History has always been more about interpretation than facts, and that's particularly true in the case of Africa.

If you plan on reading any African history, or just want to understand the background of current African political issues, this book will provide needed perspective.
  • Leceri
Africa is large and complex and African history is that multiplied many times. There was nothing easy or obvious in the topics covered by author, it all involved great scholarship and mastery of the subject. History and historiography were discussed with just enough background so the person with a casual backround could understand but also with enough depth that provided serious learning for the reader. The book dealt with a variety of topics some which I had little background or interest in, but I found them all well worth reading about.
  • Gabar
This slim volume presents an extremely broad brush of the major points of African history, Details pop up to illustrate a point, but the mail thrust is the overall influence (if any) of climate, geography, tribal custom, colonialization, religion, and mineral wealth on history, and how we got to modern Aftrica.
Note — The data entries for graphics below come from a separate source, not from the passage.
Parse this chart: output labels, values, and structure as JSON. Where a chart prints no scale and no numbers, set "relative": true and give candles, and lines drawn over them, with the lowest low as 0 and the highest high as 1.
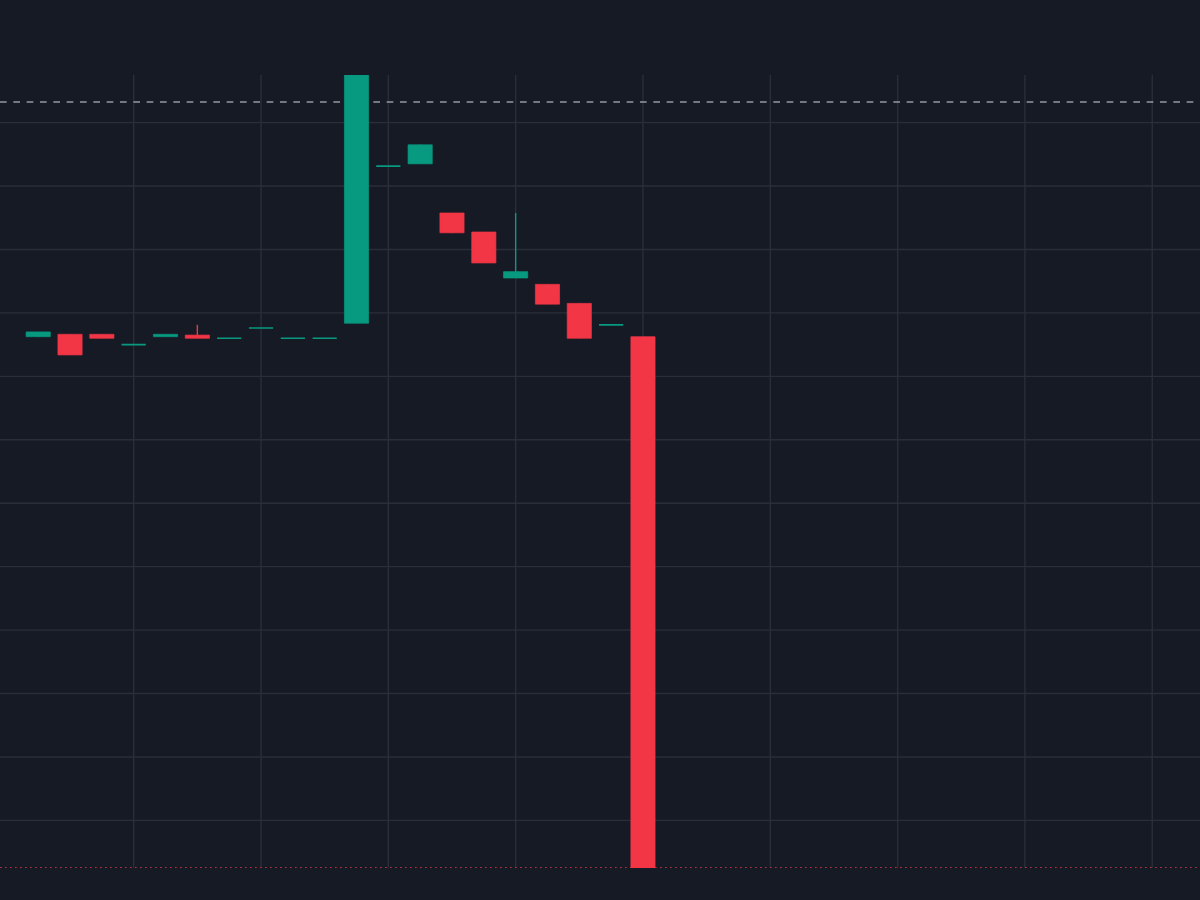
{
  "chart_data": {
    "type": "candlestick",
    "relative": true,
    "categories": [
      null,
      null,
      null,
      null,
      null,
      null,
      null,
      null,
      null,
      null,
      null,
      null,
      null,
      null,
      null,
      null,
      null,
      null,
      null,
      null
    ],
    "ohlc": [
      [
        0.67,
        0.676,
        0.67,
        0.676
      ],
      [
        0.673,
        0.673,
        0.647,
        0.647
      ],
      [
        0.673,
        0.673,
        0.668,
        0.668
      ],
      [
        0.66,
        0.66,
        0.66,
        0.66
      ],
      [
        0.67,
        0.673,
        0.67,
        0.673
      ],
      [
        0.672,
        0.685,
        0.668,
        0.668
      ],
      [
        0.668,
        0.668,
        0.668,
        0.668
      ],
      [
        0.681,
        0.681,
        0.681,
        0.681
      ],
      [
        0.668,
        0.668,
        0.668,
        0.668
      ],
      [
        0.668,
        0.668,
        0.668,
        0.668
      ],
      [
        0.687,
        1.0,
        0.687,
        1.0
      ],
      [
        0.885,
        0.885,
        0.885,
        0.885
      ],
      [
        0.888,
        0.912,
        0.888,
        0.912
      ],
      [
        0.826,
        0.826,
        0.801,
        0.801
      ],
      [
        0.802,
        0.802,
        0.763,
        0.763
      ],
      [
        0.744,
        0.826,
        0.744,
        0.752
      ],
      [
        0.736,
        0.736,
        0.711,
        0.711
      ],
      [
        0.712,
        0.712,
        0.668,
        0.668
      ],
      [
        0.685,
        0.685,
        0.685,
        0.685
      ],
      [
        0.67,
        0.67,
        0.0,
        0.0
      ]
    ],
    "colors": [
      "#089981",
      "#f23645",
      "#f23645",
      "#089981",
      "#089981",
      "#f23645",
      "#089981",
      "#089981",
      "#089981",
      "#089981",
      "#089981",
      "#089981",
      "#089981",
      "#f23645",
      "#f23645",
      "#089981",
      "#f23645",
      "#f23645",
      "#089981",
      "#f23645"
    ],
    "ref_lines": [
      {
        "axis": "y",
        "value": 0.966,
        "color": "#9598a1",
        "line_style": "dashed"
      },
      {
        "axis": "y",
        "value": 0.0,
        "color": "#f23645",
        "line_style": "dotted"
      }
    ],
    "grid": true
  }
}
If you are interested in a particular region, people, or event, you'll need to check other works, but this is the big picture well presented and well written.
  • Unh
As the title suggests, this is not an in depth study of the entire continent's history, but an interesting look at how historians and others have thought about and used the history of African nations and peoples for a variety of purposes over time.
  • Yananoc
I agree with previous reviewers. It helped me teach my Advanced Placement World History students about the themes and opportunities of African History.
I was a bit disappointed in this book, as I had been hoping for a summary of the history of Africa. Instead, I found I had purchased a history of the writing of African history. While major trends in the history of Africa were discussed, and as an amateur historian the delvings into how perceptions of African history have changed over the years was still interesting, I found myself thinking at the end...now what I really would like is to read a history of Africa.